4. GO TO THE DOCTOR. Ranier didn’t make this suggestion but should have. Depression can be a serious medical problem. Every community I’ve pastored in has a story about a pastor who committed suicide. A corollary to this is: DO WHAT THE DOCTOR SAYS. Sorry, but this one needs to be shouted. Men are stubborn about healthcare. Men pastors are doubly stubborn. If your doctor says you need it then get the prescription and take the doggone pills.

While Johnny Hunt can talk openly about his depression (and can get 11 weeks off), I don’t think most of us can. Maybe I’m wrong here but my view is that the church will view their pastor as damaged goods if he is under treatment for depression or asks for extra time off to deal with it. I'd like to think I'm wrong about this but I'm probably right.

I’d speculate that many members recognize when their pastor is in a funk and are kind and considerate enough to make allowances. They’ve been there and understand. Thank God for these people.

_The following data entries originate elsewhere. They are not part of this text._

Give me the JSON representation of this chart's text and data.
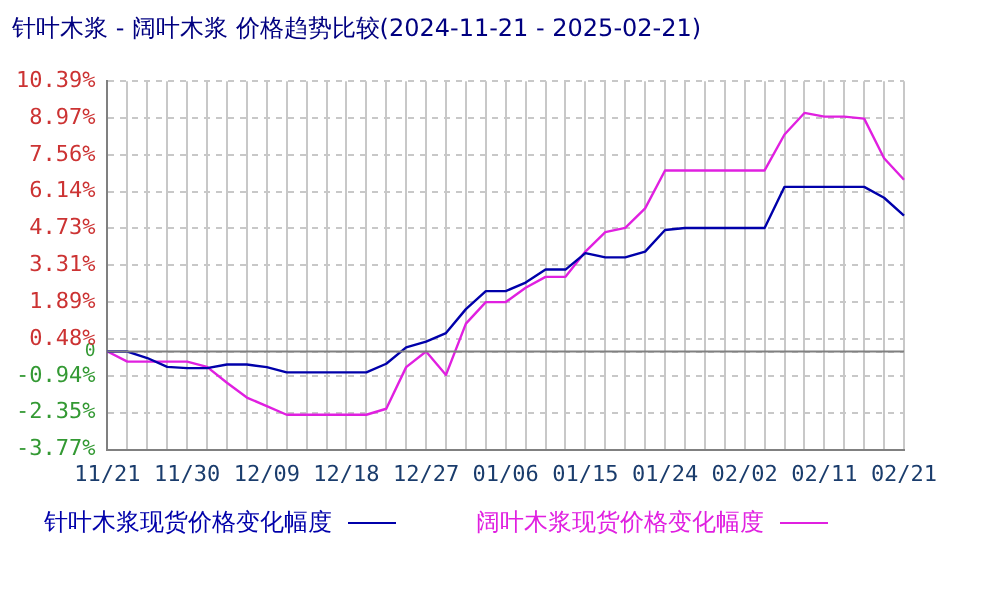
{
  "chart_data": {
    "type": "line",
    "title": "针叶木浆 - 阔叶木浆 价格趋势比较(2024-11-21 - 2025-02-21)",
    "categories": [
      "11/21",
      null,
      null,
      null,
      "11/30",
      null,
      null,
      null,
      "12/09",
      null,
      null,
      null,
      "12/18",
      null,
      null,
      null,
      "12/27",
      null,
      null,
      null,
      "01/06",
      null,
      null,
      null,
      "01/15",
      null,
      null,
      null,
      "01/24",
      null,
      null,
      null,
      "02/02",
      null,
      null,
      null,
      "02/11",
      null,
      null,
      null,
      "02/21"
    ],
    "series": [
      {
        "name": "针叶木浆现货价格变化幅度",
        "color": "#0000aa",
        "values": [
          0,
          0,
          -0.25,
          -0.59,
          -0.64,
          -0.64,
          -0.5,
          -0.5,
          -0.6,
          -0.8,
          -0.8,
          -0.8,
          -0.8,
          -0.8,
          -0.47,
          0.16,
          0.38,
          0.71,
          1.63,
          2.32,
          2.32,
          2.65,
          3.15,
          3.15,
          3.78,
          3.62,
          3.62,
          3.84,
          4.67,
          4.75,
          4.75,
          4.75,
          4.75,
          4.75,
          6.33,
          6.33,
          6.33,
          6.33,
          6.33,
          5.91,
          5.22
        ]
      },
      {
        "name": "阔叶木浆现货价格变化幅度",
        "color": "#e020e0",
        "values": [
          0,
          -0.39,
          -0.39,
          -0.39,
          -0.39,
          -0.59,
          -1.2,
          -1.77,
          -2.1,
          -2.43,
          -2.43,
          -2.43,
          -2.43,
          -2.43,
          -2.2,
          -0.6,
          0,
          -0.9,
          1.07,
          1.9,
          1.9,
          2.45,
          2.87,
          2.87,
          3.84,
          4.59,
          4.75,
          5.5,
          6.96,
          6.96,
          6.96,
          6.96,
          6.96,
          6.96,
          8.34,
          9.17,
          9.03,
          9.03,
          8.95,
          7.43,
          6.6
        ]
      }
    ],
    "ylim": [
      -3.77,
      10.39
    ],
    "yticks": [
      {
        "value": -3.77,
        "label": "-3.77%"
      },
      {
        "value": -2.35,
        "label": "-2.35%"
      },
      {
        "value": -0.94,
        "label": "-0.94%"
      },
      {
        "value": 0,
        "label": "0"
      },
      {
        "value": 0.48,
        "label": "0.48%"
      },
      {
        "value": 1.89,
        "label": "1.89%"
      },
      {
        "value": 3.31,
        "label": "3.31%"
      },
      {
        "value": 4.73,
        "label": "4.73%"
      },
      {
        "value": 6.14,
        "label": "6.14%"
      },
      {
        "value": 7.56,
        "label": "7.56%"
      },
      {
        "value": 8.97,
        "label": "8.97%"
      },
      {
        "value": 10.39,
        "label": "10.39%"
      }
    ],
    "ref_lines": [
      {
        "axis": "y",
        "value": 0,
        "color": "#808080"
      }
    ],
    "grid": true,
    "legend": "bottom",
    "marker": "none",
    "line_style": "solid"
  }
}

Of course, if one’s approach to pastoral ministry is that the pastor is superman, then ignore all this.

1 comment:

Anonymous said...

I am posting anonymously because I have been to the doctor, I take the pills, and I am certain that antagonists would take advantage of this information if they knew. For the record, I believe that we as pastors are guilty of creating many of our own problems (unrealistic expectations, ideas of success, not taking time off, etc.) and I believe we often complain too much about the wrong things.

The truth is, however, that this is a very serious medical problem and I appreciate your exhortation to consult a doctor and do what is necessary to get depression under control. It could save your life and save your family a lot of grief.

Thank you for this post, and for the wise suggestions that you have made.